Emuna: Rationality and Religious Beliefs

A research project at the University of Innsbruck, generously funded by the Austrian Science Fund (FWF)

Should religious beliefs always be rational? Many believers think that religious belief has little to do with epistemic rationality. The project “Emuna: Rationality and Religious Belief” will argue that religious faith itself – over and above epistemology – is better, all else equal, to the extent that religious beliefs are rational.

To this aim the project will answer the following two questions. The epistemic question asks: What does the epistemic rationality of religious beliefs amount to? The all-things-considered question asks: Should religious beliefs always be rational?

The epistemic question has to do with epistemological norms, whereas the all-things-considered question looks at norms associated with religious faith itself – for example, the norm that prescribes trust in God. The idea is to explore whether these norms are incompatible.
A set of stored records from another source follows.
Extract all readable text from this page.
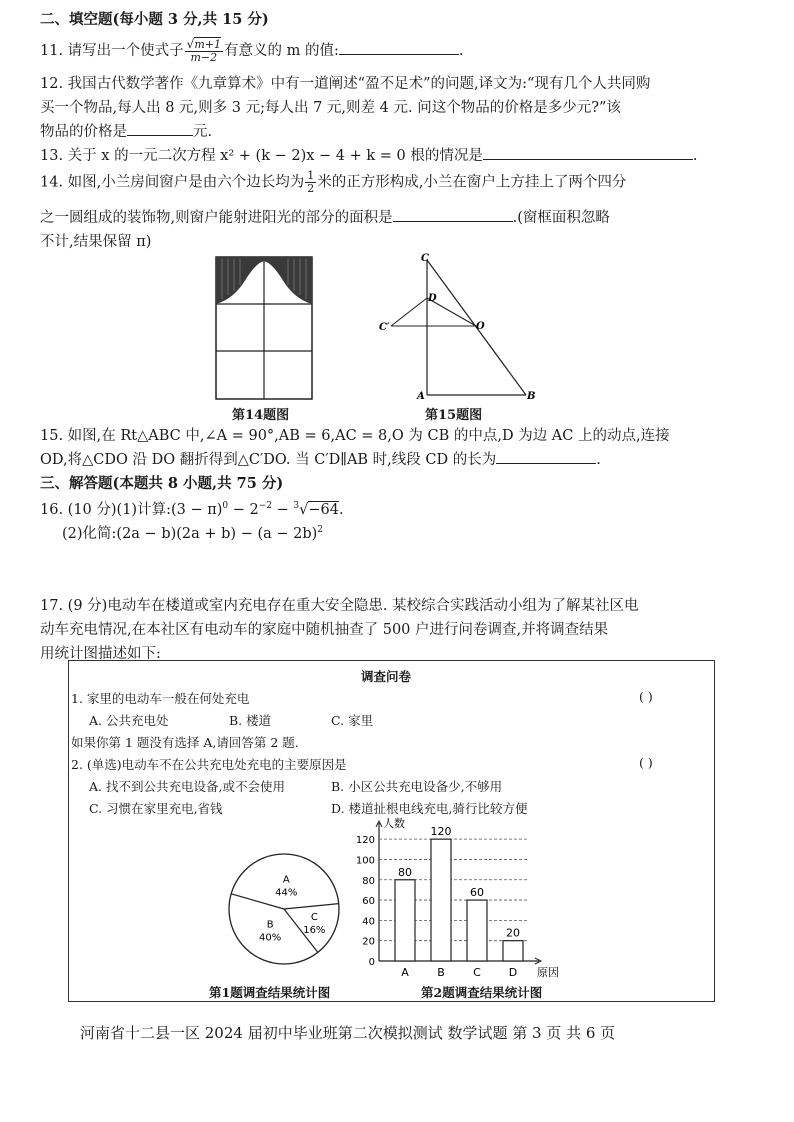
二、填空题(每小题 3 分,共 15 分)
11. 请写出一个使式子 $\frac{√m+1}{m-2}$ 有意义的 m 的值:	.
12. 我国古代数学著作《九章算术》中有一道阐述“盈不足术”的问题,译文为:“现有几个人共同购
买一个物品,每人出 8 元,则多 3 元;每人出 7 元,则差 4 元. 问这个物品的价格是多少元?”该
物品的价格是	元.
13. 关于 x 的一元二次方程 x² + (k − 2)x − 4 + k = 0 根的情况是	.
14. 如图,小兰房间窗户是由六个边长均为 $\frac{1}{2}$ 米的正方形构成,小兰在窗户上方挂上了两个四分
之一圆组成的装饰物,则窗户能射进阳光的部分的面积是	.(窗框面积忽略
不计,结果保留 π)
第14题图
C
D
C′	O
A	B
第15题图
15. 如图,在 Rt△ABC 中,∠A = 90°,AB = 6,AC = 8,O 为 CB 的中点,D 为边 AC 上的动点,连接
OD,将△CDO 沿 DO 翻折得到△C′DO. 当 C′D∥AB 时,线段 CD 的长为	.
三、解答题(本题共 8 小题,共 75 分)
16. (10 分)(1)计算:(3 − $\pi)^0 - 2^{-2} - ^3√-64$.
(2)化简:(2a − $b)(2a + b) - (a - 2b)^2$
17. (9 分)电动车在楼道或室内充电存在重大安全隐患. 某校综合实践活动小组为了解某社区电
动车充电情况,在本社区有电动车的家庭中随机抽查了 500 户进行问卷调查,并将调查结果
用统计图描述如下:
调查问卷
1. 家里的电动车一般在何处充电	( )
A. 公共充电处	B. 楼道	C. 家里
如果你第 1 题没有选择 A,请回答第 2 题.
2. (单选)电动车不在公共充电处充电的主要原因是	( )
A. 找不到公共充电设备,或不会使用	B. 小区公共充电设备少,不够用
C. 习惯在家里充电,省钱	D. 楼道扯根电线充电,骑行比较方便
A
44%
C
16%
B
40%
第1题调查结果统计图
0
20
40
60
80
100
120
人数
原因
80
A
120
B
60
C
20
D
第2题调查结果统计图
河南省十二县一区 2024 届初中毕业班第二次模拟测试 数学试题 第 3 页 共 6 页
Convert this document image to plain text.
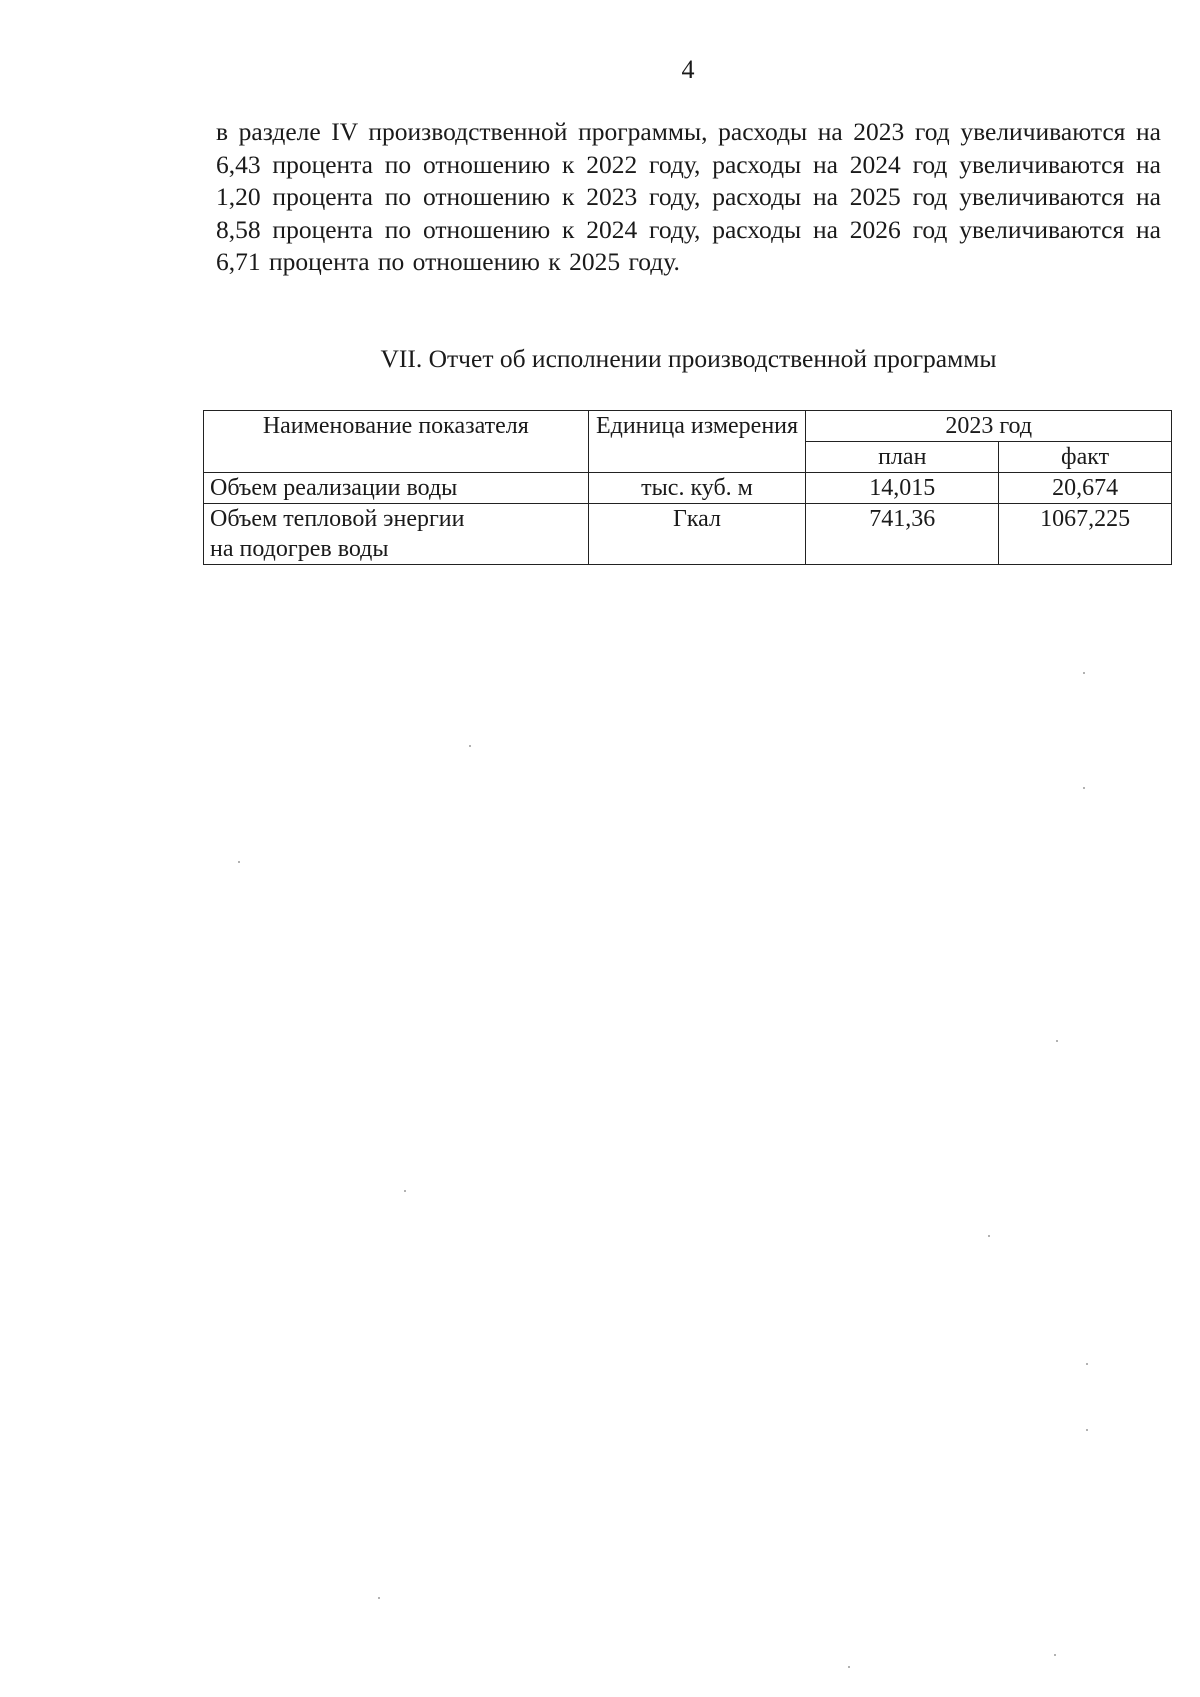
4

в разделе IV производственной программы, расходы на 2023 год увеличиваются на 6,43 процента по отношению к 2022 году, расходы на 2024 год увеличиваются на 1,20 процента по отношению к 2023 году, расходы на 2025 год увеличиваются на 8,58 процента по отношению к 2024 году, расходы на 2026 год увеличиваются на 6,71 процента по отношению к 2025 году.

VII. Отчет об исполнении производственной программы
Наименование показателя	Единица измерения	2023 год	
		план	факт
Объем реализации воды	тыс. куб. м	14,015	20,674
Объем тепловой энергии на подогрев воды	Гкал	741,36	1067,225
One might think for example that trust requires a less than fully rational leap of faith.

The project answers the epistemic question by examining several well known approaches to epistemic rationality in general and for religious beliefs in particular, and arguing for one in particular. I call my approach “Emuna” because it draws in the ancient Hebrew word ’emuna, which translates roughly as faith. The emuna approach says, perhaps surprisingly, that a religious belief is only epistemically rational if it is proportioned to the evidence of the person who holds it, where “evidence” is understood as a person’s representational experiences and other evidence-proportioned beliefs.

It is another question whether religious beliefs always have to obey this evidentialist norm. Perhaps religious faith itself is accompanied by norms which are incompatible with this epistemic one. If this is so, then it is understandable that religious believers might take the religious norms to supercede the epistemic ones. If this is so, then there will be situations in which religious beliefs are not answerable to epistemic norms.

This is the topic of the all-things-considered question. I will argue on the contrary that ideal religious faith is always accompanied by evidence-proportioned religious beliefs. This means more than that the norms of faith are compatible with norms of epistemology. It means that evidence-proportioned religious belief is part of the normative ideal of religious faith. Evidence-proportioned religious belief is an important good-making feature – among others – of religious faith.

I defend this claim with two philosophical arguments and one religious argument. The philosophical argument starts from the premise that religious faith (all else equal) involves the cultivation of a relationship with God. And relationship is better to the extent that love and trust are present. Love and trust for their part, I argue, are better (all else equal) to the extent that a person’s beliefs about the one she loves and trusts are evidence-proportioned. The religious argument establishes that the notion ’Emuna itself is laudable when it rests on solid evidence. For example, in Judeo-Christian scriptures, prophets and God himself continually exhort other characters to have faith [’emuna] on the grounds that those characters have excellent reasons.

My answers to the epistemic and all-things-considered questions will contribute to epistemology, moral psychology, the philosophy of religion, and analytic theology. The emuna approach provides a unified, philosophically and religiously informed theory of what the rationality of religious beliefs looks like and why – from the viewpoint of faith itself – religious beliefs should be rational in this sense.